Replicate virtual machines to secondary sites for business continuity and rapid failover.

How to Access

Replication is configured per device and accessed from the Multicloud replication card on the device detail page sidebar. Navigate to Virtual Datacenter > All Devices and open a device to view its replication status. See Virtual Machines for device management.

Overview

VM Replication in Xelon HQ continuously copies your virtual machines to a secondary site, maintaining a near-real-time replica that can be activated in the event of a primary site failure. Replication provides faster recovery times than traditional backups, making it essential for business-critical workloads that require minimal downtime.

Replication vs. Backup

Replication provides continuous or near-continuous data protection with fast failover, while backups provide periodic point-in-time snapshots. For comprehensive protection, use both in combination.

Viewing Replication Status

To view replication status, open a device from Virtual Datacenter > All Devices and look for the Multicloud replication card in the device detail page sidebar. The card shows:

  • Replication state: Whether replication is ON or OFF for the device.
  • RTO: The recovery time objective based on the replication frequency (in hours).
  • Location: The source cloud location and the destination cloud. When replication is ready, a link to switch to the replicated cloud is shown.

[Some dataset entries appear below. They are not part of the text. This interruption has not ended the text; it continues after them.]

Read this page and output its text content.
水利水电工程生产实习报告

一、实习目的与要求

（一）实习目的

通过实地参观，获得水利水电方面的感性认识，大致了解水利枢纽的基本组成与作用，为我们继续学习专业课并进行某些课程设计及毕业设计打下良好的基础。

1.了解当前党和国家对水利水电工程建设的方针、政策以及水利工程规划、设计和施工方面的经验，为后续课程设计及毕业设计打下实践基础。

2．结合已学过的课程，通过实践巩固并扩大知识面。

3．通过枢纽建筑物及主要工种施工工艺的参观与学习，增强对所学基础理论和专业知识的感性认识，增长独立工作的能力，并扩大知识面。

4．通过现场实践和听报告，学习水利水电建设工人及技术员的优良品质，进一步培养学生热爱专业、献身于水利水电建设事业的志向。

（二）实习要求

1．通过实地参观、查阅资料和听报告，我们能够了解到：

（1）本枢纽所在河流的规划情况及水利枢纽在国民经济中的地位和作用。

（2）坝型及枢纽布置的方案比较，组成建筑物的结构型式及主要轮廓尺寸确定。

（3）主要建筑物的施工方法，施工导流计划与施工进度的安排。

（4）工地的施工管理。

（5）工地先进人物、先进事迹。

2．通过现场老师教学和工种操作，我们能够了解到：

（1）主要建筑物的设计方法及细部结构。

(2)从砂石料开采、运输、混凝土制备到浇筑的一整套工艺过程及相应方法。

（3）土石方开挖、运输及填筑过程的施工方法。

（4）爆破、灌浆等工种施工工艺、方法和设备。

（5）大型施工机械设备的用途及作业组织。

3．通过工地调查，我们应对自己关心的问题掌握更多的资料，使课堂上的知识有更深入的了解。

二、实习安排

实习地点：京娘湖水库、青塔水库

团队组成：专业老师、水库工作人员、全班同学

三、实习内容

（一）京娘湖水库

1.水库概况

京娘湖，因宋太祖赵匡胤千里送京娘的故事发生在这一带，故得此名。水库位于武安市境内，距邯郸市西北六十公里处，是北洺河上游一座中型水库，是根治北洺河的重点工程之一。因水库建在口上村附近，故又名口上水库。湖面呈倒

Click Edit on the Multicloud replication card to change the replication configuration or enable/disable replication for the device.

Replication Prerequisites

To enable VM replication, your organization must have access to at least two public cloud locations. If you only have access to one cloud, contact support at the address shown in the replication card to set up the functionality.

Failover to Replicated VM

When the primary site is unavailable or you need to switch to the replica, you can perform a failover.

Select the replication job

Navigate to the replication job for the VM you want to fail over.

Initiate failover

In the Multicloud replication card, click the Switch to {destination cloud name} link. A dialog will open where you must select the target network for each NIC, optionally choose a backup plan for the destination, and enter your password to confirm. Click Switch to {destination} to proceed.

Verify the replica

Confirm that the replica VM is running and serving traffic correctly. Check application health and data integrity.

Update DNS or load balancers

If not handled automatically, update DNS records or load balancer configurations to point to the new VM location.

Failover considerations

After failover, replication is paused. Once the primary site is restored, you must reconfigure replication to establish the new synchronization direction.

RPO and RTO Considerations

Metric Definition Typical Value
RPO (Recovery Point Objective) Maximum acceptable data loss measured in time. Determined by the replication frequency. Minutes to hours
RTO (Recovery Time Objective) Maximum acceptable downtime from failure detection to service restoration. Minutes (with replication)

Replication RPO depends on the sync frequency and network bandwidth between sites. Monitor the RPO Status column in the replication dashboard to ensure your targets are being met.

Best Practices

  • Replicate all tier-1 workloads that require minimal downtime and data loss.
  • Test failover quarterly to ensure the process works and your team is familiar with the procedures.
  • Monitor RPO compliance and investigate any replication lag promptly.
  • Document the failover procedure including DNS changes, application verification steps, and stakeholder notification.
  • Combine with backups for defense in depth: replication handles site failures, while backups protect against data corruption and accidental deletion.
  • Plan for failback after a failover event to return workloads to the primary site.